Some pumpkin varieties appear to be doing well, like the specialty pumpkins, but baking pumpkins also shrunk in size.
"They're probably about half the size," said Strom, adding it will make a pie and a half instead of two pies.
Compared to other farmers he's spoken with in the area and neighbouring regions, Strom said they feel blessed for the pumpkins they did get.
"We had heard a farmer, a pumpkin guy in Ayr (Ontario) , didn't even open," said Strom. "They were in a high spot. The farm is a little bit higher than some of the valleys there and when it rains, nothing sticks. It's crazy."
Besides pumpkins, other crops seen this season have also been affected by the weather conditions.
Janet Harrop, executive of the Wellington Federation of Agriculture, said soybeans and sweet corn were impacted and speculated all three may have received less water during their fertilization periods.

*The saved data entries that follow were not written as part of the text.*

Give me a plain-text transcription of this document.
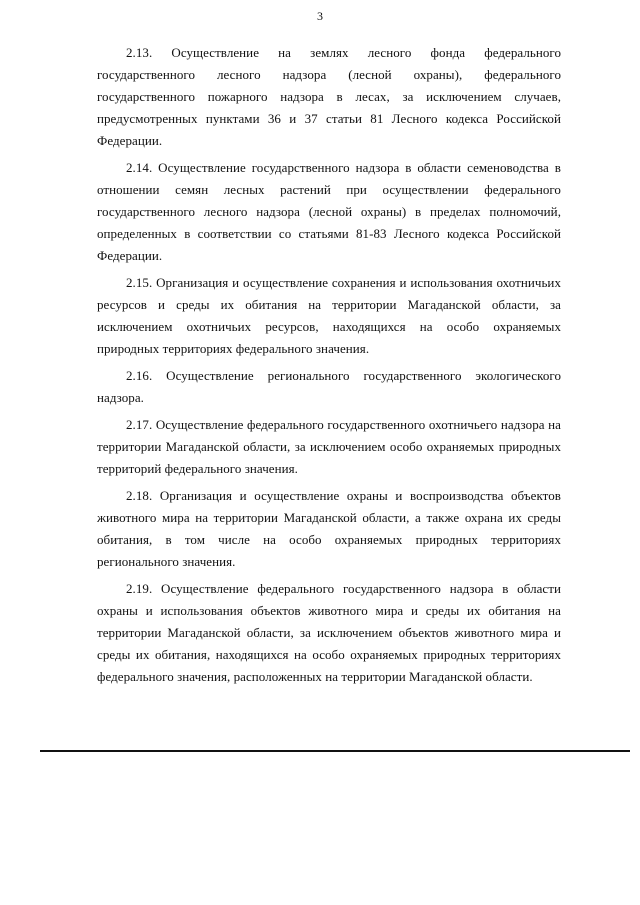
3

2.13. Осуществление на землях лесного фонда федерального государственного лесного надзора (лесной охраны), федерального государственного пожарного надзора в лесах, за исключением случаев, предусмотренных пунктами 36 и 37 статьи 81 Лесного кодекса Российской Федерации.

2.14. Осуществление государственного надзора в области семеноводства в отношении семян лесных растений при осуществлении федерального государственного лесного надзора (лесной охраны) в пределах полномочий, определенных в соответствии со статьями 81-83 Лесного кодекса Российской Федерации.

2.15. Организация и осуществление сохранения и использования охотничьих ресурсов и среды их обитания на территории Магаданской области, за исключением охотничьих ресурсов, находящихся на особо охраняемых природных территориях федерального значения.

2.16. Осуществление регионального государственного экологического надзора.

2.17. Осуществление федерального государственного охотничьего надзора на территории Магаданской области, за исключением особо охраняемых природных территорий федерального значения.

2.18. Организация и осуществление охраны и воспроизводства объектов животного мира на территории Магаданской области, а также охрана их среды обитания, в том числе на особо охраняемых природных территориях регионального значения.

2.19. Осуществление федерального государственного надзора в области охраны и использования объектов животного мира и среды их обитания на территории Магаданской области, за исключением объектов животного мира и среды их обитания, находящихся на особо охраняемых природных территориях федерального значения, расположенных на территории Магаданской области.
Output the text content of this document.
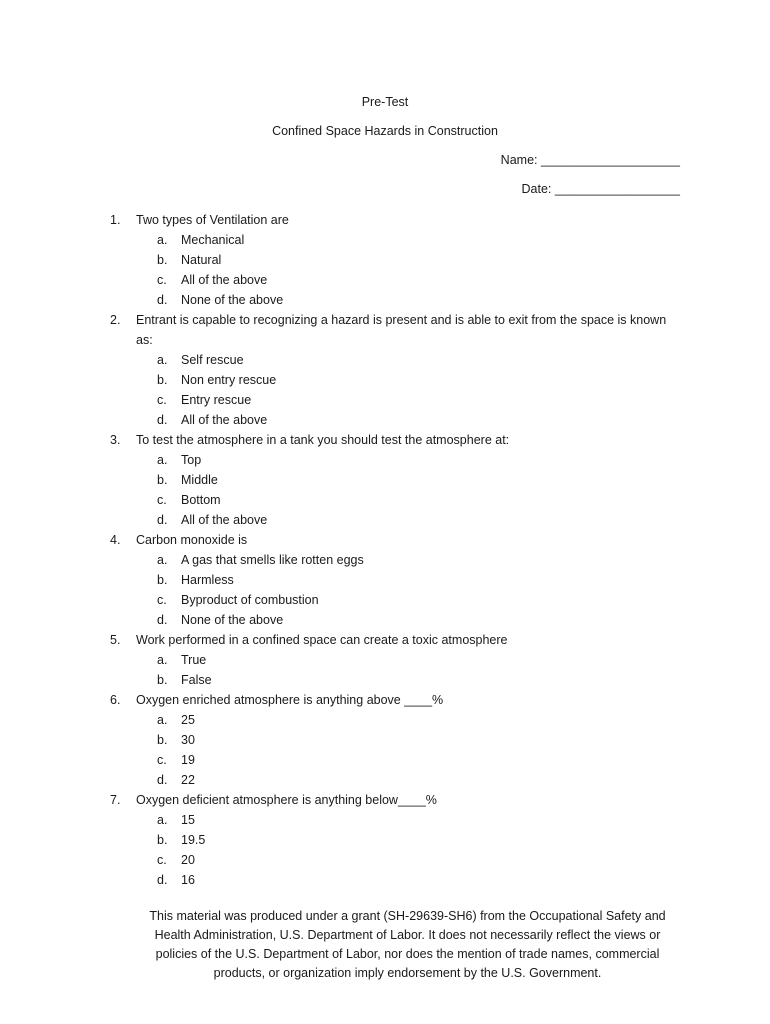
Pre-Test
Confined Space Hazards in Construction
Name: ____________________
Date: __________________
1. Two types of Ventilation are
a. Mechanical
b. Natural
c. All of the above
d. None of the above
2. Entrant is capable to recognizing a hazard is present and is able to exit from the space is known as:
a. Self rescue
b. Non entry rescue
c. Entry rescue
d. All of the above
3. To test the atmosphere in a tank you should test the atmosphere at:
a. Top
b. Middle
c. Bottom
d. All of the above
4. Carbon monoxide is
a. A gas that smells like rotten eggs
b. Harmless
c. Byproduct of combustion
d. None of the above
5. Work performed in a confined space can create a toxic atmosphere
a. True
b. False
6. Oxygen enriched atmosphere is anything above ____%
a. 25
b. 30
c. 19
d. 22
7. Oxygen deficient atmosphere is anything below____%
a. 15
b. 19.5
c. 20
d. 16
This material was produced under a grant (SH-29639-SH6) from the Occupational Safety and
Health Administration, U.S. Department of Labor. It does not necessarily reflect the views or
policies of the U.S. Department of Labor, nor does the mention of trade names, commercial
products, or organization imply endorsement by the U.S. Government.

“It would affect the number of the plant, and for sure, the size of the plant,” said Harrop.
Strom, who also grows sweet corn, noticed the lack of rain has impacted the crop.
"This was our first year without doing sweet corn in the summer, so people were quite surprised about that too," he said.
Harrop adds a lack of rain can also impact soil health. Without regular, gentle, rainfall, the soil can dry up and form a crust, which may prevent water from being properly absorbed by the ground.
“If you don’t have plants growing, you tend to have more weeds and pests as well, because you have open space, and it’s a whole ecosystem that’s impacted," said Harrop.
"To be successful this year, you have to supplement with water, which can be a difficult thing to do."
When it comes to droughts, Strom said there is still a real disconnect between what customers understand about it and what it does for what they eat and what they buy.
"I think there's been improvements in past years in trying to make those connections, you know, buying local and getting people out to the farm here," said Strom, adding there is still work to go.
Regardless of the rain, residents will still be able to find the perfect pumpkin for their Jack-O-Lantern.
"As far as carving goes, we have plenty of pumpkins," said Amy Strom, who also manages Strom's Farm and Bakery.
For medium-sized pumpkins, Strom's offers kratos, rhey, cronus, wolf, thumpkin and jumpin jack. Amy said the best carving pumpkin to choose depends on the type of face you want to create.
"If you're doing a face that might be a bit long, then you do the wolf, whereas if you need something that's a bit more rounder, you could do the kratos, cronus or the rhey."